Cookies may be stored in an airtight container on the counter for up to 1 week.
Cookie dough balls may be frozen for up to 3 months. Roll in the cinnamon sugar coating just before baking and bake from frozen for an additional 1 to 2 minutes. Baked cookies will also freeze well for up to 3 months, thaw to room temperature before serving.
- Don’t over mix your butter and sugar! You only need to mix them together for 1 to 2 minutes, just until they’re well combined. If you over mix, it could potentially cause the cookies to have a cakier texture.
- You will have quite a bit of pumpkin puree leftover. You could easily double this recipe to make more cookies or use the extra pumpkin in my pumpkin oatmeal cookies, pumpkin scones, or mini pumpkin pies.
- Be sure to chill your cookie dough for at least 30 minutes so your cookies don’t spread too much in the oven.
- 1 ½ cups all-purpose flour spooned & leveled (190 grams)
- 1 teaspoon pumpkin pie spice
- ½ teaspoon ground cinnamon
- ½ teaspoon baking soda
- 1 teaspoon cream of tartar
- ¼ teaspoon salt
- ½ cup unsalted butter softened (115 grams; 1 stick)
- ½ cup granulated sugar (100 grams)
- ¼ cup packed light brown sugar (50 grams)
- 1 large egg yolk at room temperature
- 1 teaspoon pure vanilla extract
- ¼ cup pumpkin puree (60 grams)
For the cinnamon sugar coating:
- 2 tablespoons granulated sugar (25 grams)
- 1 teaspoon ground cinnamon
- In a medium-sized mixing bowl whisk together the flour, pumpkin pie spice, cinnamon, baking soda, cream of tartar, and salt until well combined. Set aside.
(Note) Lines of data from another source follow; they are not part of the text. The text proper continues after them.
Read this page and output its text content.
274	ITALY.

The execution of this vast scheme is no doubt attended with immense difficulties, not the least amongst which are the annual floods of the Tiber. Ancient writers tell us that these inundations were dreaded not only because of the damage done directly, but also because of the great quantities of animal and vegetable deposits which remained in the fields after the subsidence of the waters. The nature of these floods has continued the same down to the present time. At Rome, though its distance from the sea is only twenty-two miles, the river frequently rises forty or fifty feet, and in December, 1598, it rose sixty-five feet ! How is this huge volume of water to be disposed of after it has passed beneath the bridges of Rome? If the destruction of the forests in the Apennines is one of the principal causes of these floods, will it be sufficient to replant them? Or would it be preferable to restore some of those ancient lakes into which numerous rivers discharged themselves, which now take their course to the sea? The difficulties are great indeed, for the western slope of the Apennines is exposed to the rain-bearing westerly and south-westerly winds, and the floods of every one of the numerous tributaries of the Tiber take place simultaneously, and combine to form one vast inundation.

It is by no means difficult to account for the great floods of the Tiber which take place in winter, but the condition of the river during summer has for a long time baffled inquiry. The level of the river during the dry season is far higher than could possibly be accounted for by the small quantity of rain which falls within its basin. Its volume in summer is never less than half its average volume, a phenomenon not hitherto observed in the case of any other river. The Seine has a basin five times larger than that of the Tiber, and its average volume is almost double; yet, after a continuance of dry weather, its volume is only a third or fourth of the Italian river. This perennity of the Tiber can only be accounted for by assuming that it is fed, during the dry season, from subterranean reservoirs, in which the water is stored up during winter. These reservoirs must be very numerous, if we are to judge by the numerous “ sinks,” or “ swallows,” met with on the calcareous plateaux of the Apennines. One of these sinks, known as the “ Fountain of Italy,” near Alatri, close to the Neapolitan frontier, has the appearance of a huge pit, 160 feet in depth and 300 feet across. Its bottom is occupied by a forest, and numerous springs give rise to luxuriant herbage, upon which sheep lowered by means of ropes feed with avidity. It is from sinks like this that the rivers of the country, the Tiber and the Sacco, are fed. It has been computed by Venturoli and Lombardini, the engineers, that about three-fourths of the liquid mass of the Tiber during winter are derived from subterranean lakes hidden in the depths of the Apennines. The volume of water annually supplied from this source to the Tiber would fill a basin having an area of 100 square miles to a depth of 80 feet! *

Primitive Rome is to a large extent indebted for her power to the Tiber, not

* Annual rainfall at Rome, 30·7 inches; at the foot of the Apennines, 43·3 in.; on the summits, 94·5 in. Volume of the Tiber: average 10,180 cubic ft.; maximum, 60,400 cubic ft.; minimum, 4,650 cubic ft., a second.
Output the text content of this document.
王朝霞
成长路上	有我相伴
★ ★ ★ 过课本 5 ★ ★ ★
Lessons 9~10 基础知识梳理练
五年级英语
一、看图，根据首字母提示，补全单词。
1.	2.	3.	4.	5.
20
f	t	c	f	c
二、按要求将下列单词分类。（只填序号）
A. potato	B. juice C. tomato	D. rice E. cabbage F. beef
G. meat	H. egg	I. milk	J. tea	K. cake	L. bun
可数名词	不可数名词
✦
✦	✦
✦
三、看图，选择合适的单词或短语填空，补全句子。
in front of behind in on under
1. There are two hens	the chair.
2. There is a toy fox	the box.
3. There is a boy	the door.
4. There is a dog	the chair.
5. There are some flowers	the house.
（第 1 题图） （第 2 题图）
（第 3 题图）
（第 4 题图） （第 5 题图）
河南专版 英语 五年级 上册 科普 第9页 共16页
- In a large mixing bowl using an electric mixer, cream together the butter, granulated sugar, and brown sugar for 1 to 2 minutes or until well combined. Mix in the egg yolk and vanilla extract, then mix in the pumpkin puree, stopping to scrape down the sides of the bowl as needed.
- Add the dry ingredients to the wet ingredients and mix until just combined. Cover tightly and refrigerate for 30 minutes.
- Preheat the oven to 350°F (177°C). Line two large baking sheets with parchment paper or silicone baking mats and set aside.
- Remove the cookie dough from the refrigerator. Using a 1.5 tablespoon cookie scoop, scoop the cookie dough onto the prepared baking sheets, making sure to leave a little room between each one.
- In a small mixing bowl, whisk together the 2 tablespoons of sugar and 1 teaspoon ground cinnamon for the coating. Roll each ball of cookie dough in the cinnamon sugar coating and place back on the baking sheets.
- Bake for 10 to 13 minutes or until the cookies are set. Remove from the oven and allow to cool on the baking sheet for 10 minutes, then transfer the cookies to a wire rack to cool completely.